A. I spent 2 years grooming my catering business for sale. This involved: Maximizing income through increased fees, rebates and recoveries; reducing unnecessary costs; upgrading marketing collateral; improving brand profile; prominently sign-writing all company vehicles; obtaining testimonials from clients; securing key competitors’ clients; systematization; building relationships with suppliers; preparing key staff; tidying up all financial documents including the balance sheet; hiring a merchant banking firm to research possible purchasers in NZ and overseas; lastly, simplifying every part of the business for potential purchasers by way of flow charts. The business was valued at the beginning of this exercise, and when it was sold 2 years later there was an increase in value of $5m (in 1999) over the original valuation, due mostly to the grooming process.
Q. How about others that weren’t so successful?
A. The IT company did not sell for a profit, and this is due to my not understanding the industry as well as I should have, relying too much on the major shareholder (brilliant at IT but just learning how to manage and grow a business), as well as too little research re alternatives in the marketplace…. And most importantly we did not develop an exit strategy early enough and the market overtook us.
My consulting business, whilst steadily growing was not scalable (and thus not very saleable) due to me being too intimately involved in service delivery, rather than growing a pool of associates around me (classic mistake for a sole operator in any market, but especially in professional services).
Q. What lessons have you learned from these?

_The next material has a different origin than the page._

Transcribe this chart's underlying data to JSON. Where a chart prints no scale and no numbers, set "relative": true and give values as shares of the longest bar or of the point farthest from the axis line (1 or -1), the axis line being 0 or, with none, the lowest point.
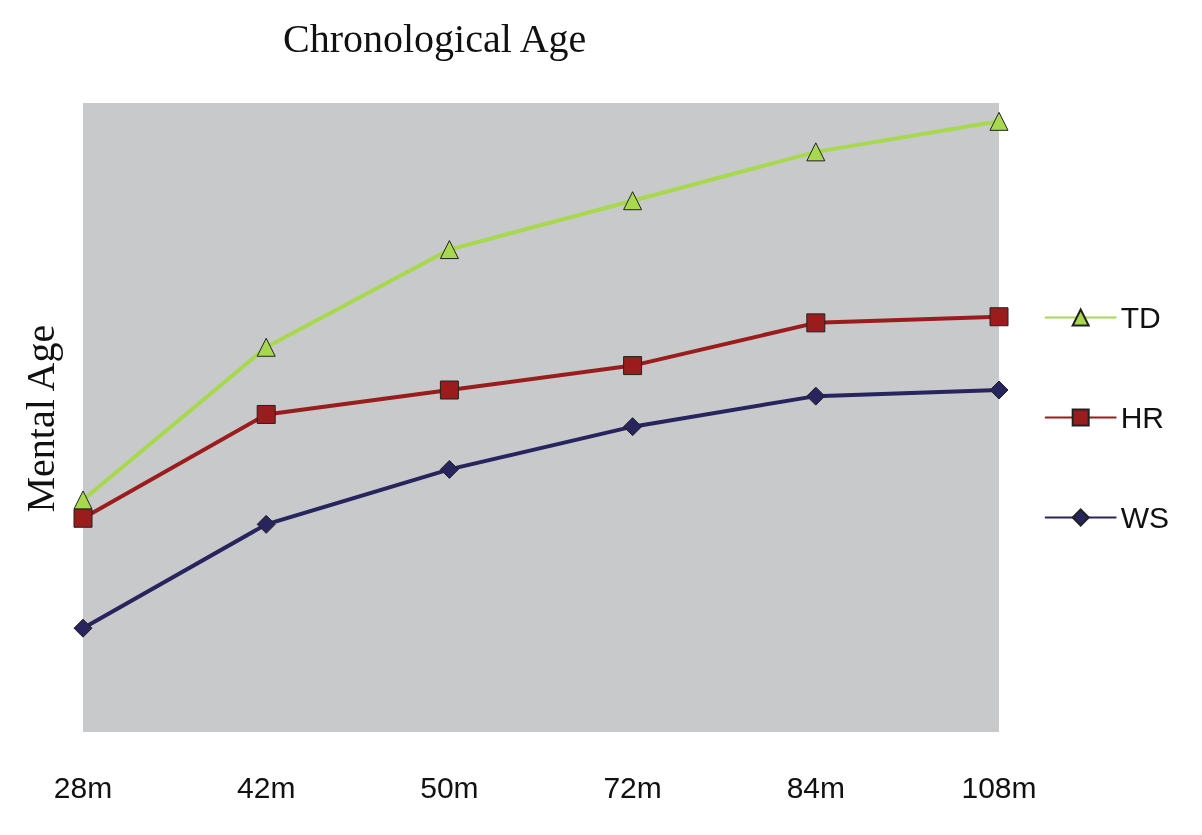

A. A business owner should be steadily working to remove the reliance on the Principal, systematize every aspect of the business so that it can stand alone without the owner’s day to day involvement, know his or her market inside out and strive to be “in a good market that you are good at” versus “all things to all people”.
Q. If a business looks like a good investment but you cannot see an obvious exit strategy, would you still recommend investing in it?
A. Only if the day to day returns from the P&L bottom line were exceptional compared to my day to day involvement. There may not be an obvious exit strategy, however the owners should thoroughly investigate and plan for possible exit strategies, including selling their shares to fellow shareholders according to a pre- agreed formula.